Feed the Animals Collective Next card

This is one of a series of posts we’re running about the Collective Next Cards.

This blog has been quiet recently because its editor was in over his head as one of the curators of TEDxBoston. With that event behind us, in the weeks to come we’re going to share some lessons we learned producing the event and listening to our speakers and performers. (If you want more TEDxBoston right now, you can see an extensive photo gallery here.) As it turns out, one of the lessons we were reminded of while putting on the show dovetails with our imperative to Feed the Animals. 

As curators, we have multiple clients. We want the speaker or performer we’re working with to do great work, we want the show to meet our personal expectations, and we want the audience to be educated, moved, or entertained by what they witness. When we go about that, if we’re not careful, there’s a tendency to make the speakers and performers more conventional than they really are, more “professional,” more likely to fit our preconceptions of what they should be doing.

And that’s exactly the wrong thing to do.

If you invite people to be on your team, it’s in part because there’s something unique about them. They have specific skills you need, but they also have an individual way of expressing them. You may want to shape their behavior so they are top contributors, but you also want them to be themselves. Otherwise, why did you invite them?

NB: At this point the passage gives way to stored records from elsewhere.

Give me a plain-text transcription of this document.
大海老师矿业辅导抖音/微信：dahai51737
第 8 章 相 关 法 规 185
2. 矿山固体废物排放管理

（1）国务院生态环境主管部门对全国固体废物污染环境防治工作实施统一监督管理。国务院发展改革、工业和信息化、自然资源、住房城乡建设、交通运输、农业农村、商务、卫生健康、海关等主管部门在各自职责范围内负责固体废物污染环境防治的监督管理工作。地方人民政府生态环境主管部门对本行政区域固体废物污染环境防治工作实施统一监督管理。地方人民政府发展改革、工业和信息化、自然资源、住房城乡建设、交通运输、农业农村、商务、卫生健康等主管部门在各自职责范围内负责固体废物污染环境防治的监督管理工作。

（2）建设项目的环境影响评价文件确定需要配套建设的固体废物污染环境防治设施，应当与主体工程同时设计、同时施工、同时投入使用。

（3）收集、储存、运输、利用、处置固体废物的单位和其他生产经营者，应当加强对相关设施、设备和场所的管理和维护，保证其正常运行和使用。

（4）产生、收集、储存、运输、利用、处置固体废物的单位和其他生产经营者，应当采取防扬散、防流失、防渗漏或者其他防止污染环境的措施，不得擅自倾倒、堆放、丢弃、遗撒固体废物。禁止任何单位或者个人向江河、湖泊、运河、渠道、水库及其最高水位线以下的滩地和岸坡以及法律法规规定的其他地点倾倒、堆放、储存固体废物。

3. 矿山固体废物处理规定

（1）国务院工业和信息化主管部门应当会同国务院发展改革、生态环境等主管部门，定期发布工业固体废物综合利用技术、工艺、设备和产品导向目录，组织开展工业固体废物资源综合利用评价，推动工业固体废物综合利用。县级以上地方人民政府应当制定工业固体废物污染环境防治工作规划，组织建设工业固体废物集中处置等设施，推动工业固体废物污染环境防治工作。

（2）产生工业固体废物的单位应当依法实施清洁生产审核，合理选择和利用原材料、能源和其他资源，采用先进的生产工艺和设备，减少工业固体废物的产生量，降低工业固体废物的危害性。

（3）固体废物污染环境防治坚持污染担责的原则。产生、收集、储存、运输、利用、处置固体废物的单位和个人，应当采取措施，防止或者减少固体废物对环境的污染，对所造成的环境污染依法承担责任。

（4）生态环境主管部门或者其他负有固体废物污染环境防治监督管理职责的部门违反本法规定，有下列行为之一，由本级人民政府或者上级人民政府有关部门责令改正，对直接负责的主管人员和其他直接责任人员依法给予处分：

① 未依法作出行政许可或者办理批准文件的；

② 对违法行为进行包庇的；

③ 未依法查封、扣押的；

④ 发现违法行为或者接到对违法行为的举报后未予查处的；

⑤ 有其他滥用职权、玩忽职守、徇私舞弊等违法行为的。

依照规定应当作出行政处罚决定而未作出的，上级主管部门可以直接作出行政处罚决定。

The trick — be it as a TEDx curator or as the manager of a team — is to make sure the people you’re working with understand the broader goal you’re trying to achieve, their part of achieving that goal, while at the same time encouraging them to bring their whole selves to the project and surprise you. To us, Feed the Animals means recognize the people you work with for who they truly are, give them the tools to let them be themselves, and then get out of their way so they can be great.